Malema was ordered to withdraw the remarks and instructed to leave the chamber by National Council of Provinces chairperson Amos Masondo.
Apology to Malema
But in his response to the debate on Thursday, Ramaphosa apologised to Malema on behalf of his ANC colleague.
“Malema stood and made an allegation, but before that, an allegation was made against him by a member of the ANC. And as that allegation was made I felt for Mantoa, your wife. It was improper and incorrect to be raised. And if I can offer an apology to you about this, I would like to because it was uncalled for,” Ramaphosa said directly to Malema.
Ramaphosa also denied Malema’s allegations that he had abused his former wife.
“[Malema] raised it in 2017, [saying] the president used to assault his first wife, Hope. Hope Ramaphosa responded and said it is not true … We should not resort to issues like this as it was used against you, to politicise and trivialise an important issue [ gender-based violence],” Ramaphosa said.
Despite the personal point-scoring, Ramaphosa thanked MPs for their “vigorous debate”.
For two days opposition parties lambasted the president’s record of failing to turn around rising unemployment numbers, an electricity-supply crisis and a sluggish economy.
But Ramaphosa said, on the whole, the discussions had been constructive.
“The debate has demonstrated the diversity of views and experiences as people expressed themselves. It has demonstrated the divisions of our land and our body politic. But no matter how fiercely we debate, we remain united in our desire for a better future for all. And that I find heartening,” he said.
The president, in his second year as head of state, said his government is laying a foundation for future prosperity.
“Inclusive growth is about changing people’s lives for the better. While we can use economic jargon and track metrics like GDP [gross domestic product] growth, debt ratios and levels of gross fixed investment, the most important measure of our progress is the impact these efforts should have on the lives of South Africans, especially the poor.”
Ramaphosa responded to the Democratic Alliance’s utterances that he had missed an opportunity to announce the privatisation of Eskom. He said this would not happen.
“Switching off Eskom’s life support would be plunging our country into chaos and darkness. We have a clear road map to restore Eskom’s financial and operational position and to place our entire energy sector on a new trajectory of sustainability,” Ramaphosa said.

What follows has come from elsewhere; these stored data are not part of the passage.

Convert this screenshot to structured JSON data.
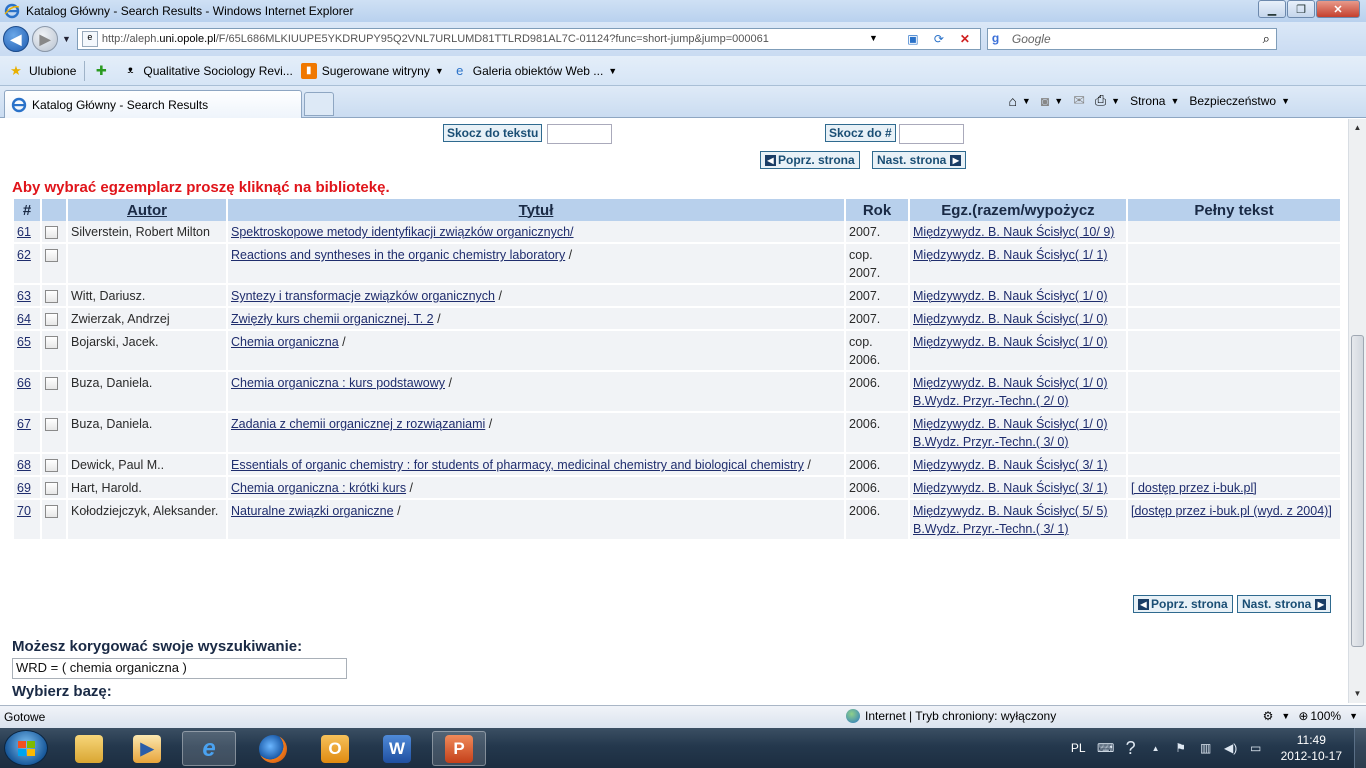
{
  "window": {
    "title": "Katalog Główny - Search Results - Windows Internet Explorer",
    "minimize": "▁",
    "maximize": "❐",
    "close": "✕"
  },
  "navigation": {
    "url_prefix": "http://aleph.",
    "url_domain": "uni.opole.pl",
    "url_rest": "/F/65L686MLKIUUPE5YKDRUPY95Q2VNL7URLUMD81TTLRD981AL7C-01124?func=short-jump&jump=000061",
    "search_placeholder": "Google"
  },
  "favorites": {
    "label": "Ulubione",
    "items": [
      {
        "label": "Qualitative Sociology Revi..."
      },
      {
        "label": "Sugerowane witryny"
      },
      {
        "label": "Galeria obiektów Web ..."
      }
    ]
  },
  "tab": {
    "active_label": "Katalog Główny - Search Results"
  },
  "commandbar": {
    "page": "Strona",
    "safety": "Bezpieczeństwo"
  },
  "jump": {
    "to_text": "Skocz do tekstu",
    "to_number": "Skocz do #"
  },
  "paging": {
    "prev": "Poprz. strona",
    "next": "Nast. strona"
  },
  "notice": "Aby wybrać egzemplarz proszę kliknąć na bibliotekę.",
  "table": {
    "headers": {
      "num": "#",
      "author": "Autor",
      "title": "Tytuł",
      "year": "Rok",
      "copies": "Egz.(razem/wypożycz",
      "fulltext": "Pełny tekst"
    },
    "rows": [
      {
        "num": "61",
        "author": "Silverstein, Robert Milton",
        "title": "Spektroskopowe metody identyfikacji związków organicznych/",
        "title_suffix": "",
        "year": "2007.",
        "copies": [
          "Międzywydz. B. Nauk Ścisłyc( 10/ 9)"
        ],
        "fulltext": ""
      },
      {
        "num": "62",
        "author": "",
        "title": "Reactions and syntheses in the organic chemistry laboratory",
        "title_suffix": " /",
        "year": "cop. 2007.",
        "copies": [
          "Międzywydz. B. Nauk Ścisłyc( 1/ 1)"
        ],
        "fulltext": ""
      },
      {
        "num": "63",
        "author": "Witt, Dariusz.",
        "title": "Syntezy i transformacje związków organicznych",
        "title_suffix": " /",
        "year": "2007.",
        "copies": [
          "Międzywydz. B. Nauk Ścisłyc( 1/ 0)"
        ],
        "fulltext": ""
      },
      {
        "num": "64",
        "author": "Zwierzak, Andrzej",
        "title": "Zwięzły kurs chemii organicznej. T. 2",
        "title_suffix": " /",
        "year": "2007.",
        "copies": [
          "Międzywydz. B. Nauk Ścisłyc( 1/ 0)"
        ],
        "fulltext": ""
      },
      {
        "num": "65",
        "author": "Bojarski, Jacek.",
        "title": "Chemia organiczna",
        "title_suffix": " /",
        "year": "cop. 2006.",
        "copies": [
          "Międzywydz. B. Nauk Ścisłyc( 1/ 0)"
        ],
        "fulltext": ""
      },
      {
        "num": "66",
        "author": "Buza, Daniela.",
        "title": "Chemia organiczna : kurs podstawowy",
        "title_suffix": " /",
        "year": "2006.",
        "copies": [
          "Międzywydz. B. Nauk Ścisłyc( 1/ 0)",
          "B.Wydz. Przyr.-Techn.( 2/ 0)"
        ],
        "fulltext": ""
      },
      {
        "num": "67",
        "author": "Buza, Daniela.",
        "title": "Zadania z chemii organicznej z rozwiązaniami",
        "title_suffix": " /",
        "year": "2006.",
        "copies": [
          "Międzywydz. B. Nauk Ścisłyc( 1/ 0)",
          "B.Wydz. Przyr.-Techn.( 3/ 0)"
        ],
        "fulltext": ""
      },
      {
        "num": "68",
        "author": "Dewick, Paul M..",
        "title": "Essentials of organic chemistry : for students of pharmacy, medicinal chemistry and biological chemistry",
        "title_suffix": " /",
        "year": "2006.",
        "copies": [
          "Międzywydz. B. Nauk Ścisłyc( 3/ 1)"
        ],
        "fulltext": ""
      },
      {
        "num": "69",
        "author": "Hart, Harold.",
        "title": "Chemia organiczna : krótki kurs",
        "title_suffix": " /",
        "year": "2006.",
        "copies": [
          "Międzywydz. B. Nauk Ścisłyc( 3/ 1)"
        ],
        "fulltext": "[ dostęp przez i-buk.pl]"
      },
      {
        "num": "70",
        "author": "Kołodziejczyk, Aleksander.",
        "title": "Naturalne związki organiczne",
        "title_suffix": " /",
        "year": "2006.",
        "copies": [
          "Międzywydz. B. Nauk Ścisłyc( 5/ 5)",
          "B.Wydz. Przyr.-Techn.( 3/ 1)"
        ],
        "fulltext": "[dostęp przez i-buk.pl (wyd. z 2004)]"
      }
    ]
  },
  "refine": {
    "title": "Możesz korygować swoje wyszukiwanie:",
    "query": "WRD = ( chemia organiczna )"
  },
  "base": {
    "title": "Wybierz bazę:"
  },
  "statusbar": {
    "status": "Gotowe",
    "zone": "Internet | Tryb chroniony: wyłączony",
    "zoom": "100%"
  },
  "taskbar": {
    "lang": "PL",
    "time": "11:49",
    "date": "2012-10-17"
  }
}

Spirit of the Constitution
The president also added his voice to the furore over now-retracted comments by apartheid’s last president, FW De Klerk.
De Klerk had initially rejected the notion that apartheid was a crime against humanity, but later apologised and said he agreed with a United Nations resolution that apartheid was a crime.
The former president had, on several prior occasions, apologised for the oppressive system of legislated segregation.
But, Ramaphosa said denying the cruelty of apartheid goes against the spirit and letter of the Constitution.
“There’s no South African living today not touched by the legacy of apartheid. To deny this, in my view, is treasonous. It can be again said: apartheid was a crime against humanity. It was a crime against the oppressed people, even before it was declared by the United Nations in 1973,” he said.